8.   Expected timetable to Completion

A circular, which contains further details of the Disposal and the Resolution, the Board's recommendation to vote in favour of the Resolution, and the Notice of Meeting, will be sent to Dechra Shareholders as soon as practicable. Completion of the Disposal is expected to occur mid-August 2013.

 

 

 

The release, publication or distribution of this announcement in jurisdictions other than the United Kingdom may be restricted by law and therefore any persons who are subject to the laws of any jurisdiction other than the United Kingdom should inform themselves about, and observe, any applicable requirements.
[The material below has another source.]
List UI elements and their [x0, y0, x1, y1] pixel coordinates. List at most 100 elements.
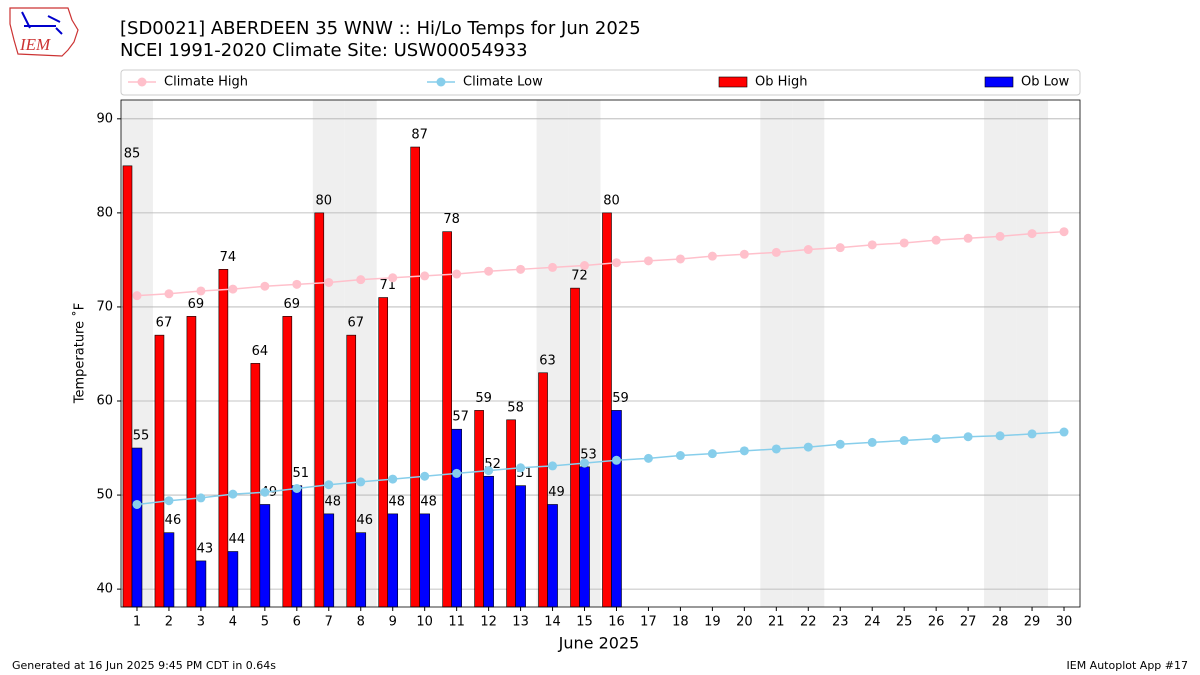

This announcement has been prepared for the purposes of complying with the Listing Rules and the information disclosed may not be the same as that which would have been disclosed if this announcement had been prepared in accordance with the laws and regulations of any jurisdiction outside of England.

 

This announcement is not intended to, and does not constitute, or form part of, any offer to sell or an invitation to purchase or subscribe for any securities or a solicitation of any vote or approval in any jurisdiction. Dechra Shareholders are advised to read carefully the formal documentation in relation to the Disposal once it has been despatched. Any response to the proposals should be made only on the basis of the information in the formal documentation to follow.

 

Capitalised terms not otherwise defined in this announcement have the meanings given to them in the Circular.